The difference between them is 99A, which is the so-called "third number".
2. Suppose you choose a two-digit number,10b+a.
Then the reverse can be expressed as 100a+ 10b, which is the so-called "seconds".
The difference between them is 99A, which is the so-called "third number".
3. Suppose you choose a three-digit number,100c+10b+a.
Then the inversion can be expressed as 100a+ 10b+c, which is the so-called "seconds".
The difference between them is | 99a-99c |, that is, 99 | a-c |, which is the so-called "third number".
As can be seen from the above three points, no matter what the initial number is, the third number is always the product of 99 and a one-digit number (for the convenience of discussion later, we assume that this one-digit number is n). This unit number can be 0, because when three digits are selected, when a = c, the "third digit" is 0.
N = 0, the third number = 99× 0 = 0, the fourth number = 0, and the final result = 0.
N = 1, the third number = 99× 1 = 99, the fourth number = 89 1, and the final result = 88209.
N = 2, the third number = 99× 2 = 198, the fourth number = 693, and the final result = 1372 14.
N = 3, the third number = 99× 3 = 297, the fourth number = 495, and the final result = 1470 15.
N = 4, the third number = 99× 4 = 396, the fourth number = 297, and the final result = 1 176 12.
N = 5, the third number = 99× 5 = 495, the fourth number = 99, and the final result = 49005.
N = 6, the third number = 99× 6 = 594, the fourth number = 99, and the final result = 58806.
N = 7, the third number = 99× 7 = 693, the fourth number = 297, and the final result = 20582 1.
N = 8, the third number = 99× 8 = 792, the fourth number = 495, and the final result = 392040.
N = 9, the third number = 99× 9 = 89 1, the fourth number = 693, and the final result = 6 17463.
It can be seen that with the different value of n, the "third number" is also different, and the final result is also different, so there is no duplication.

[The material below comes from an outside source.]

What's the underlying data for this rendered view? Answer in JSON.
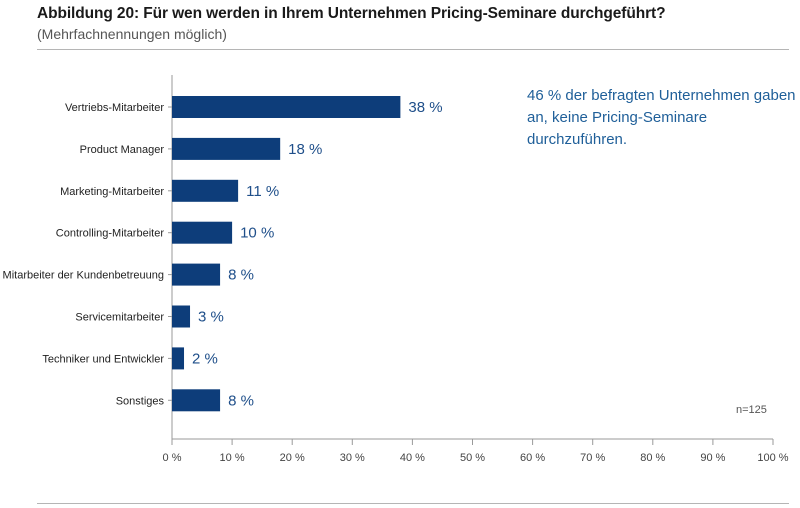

As long as you remember the correspondence between the third number and the final result, you can judge the third number and calculate the fourth number according to the result.
or
Set unknown variables
Let one hundred digits be a, ten digits be b and one digit be C (A, b).
Then the number in the first step is100a+10b+c.
Then the second number is100c+10b+a.
Step 3: 1) If A > C (C > A Class A is not discussed), the third number is 100(A-C)+C-A=99(A-C).
Note that A-C here is nothing more than several possibilities, 1, 2, 3, 4, 5, 6, 7, 8, (9,0 is impossible, because C is not 0).
When you multiply it, you will find that the tenth digit of every third digit is 9.
Then the third number is 099,198,297,396,495,594,693,792,891990.
Take step four, step five. Actually, there are only numbers 099*990, 198*89 1, 297*792, 396*693, 495*594.
It is easy to find that the units are actually 0, 8, 4, 8, 0.
And their highest position is 9 1, 2, 2, 2.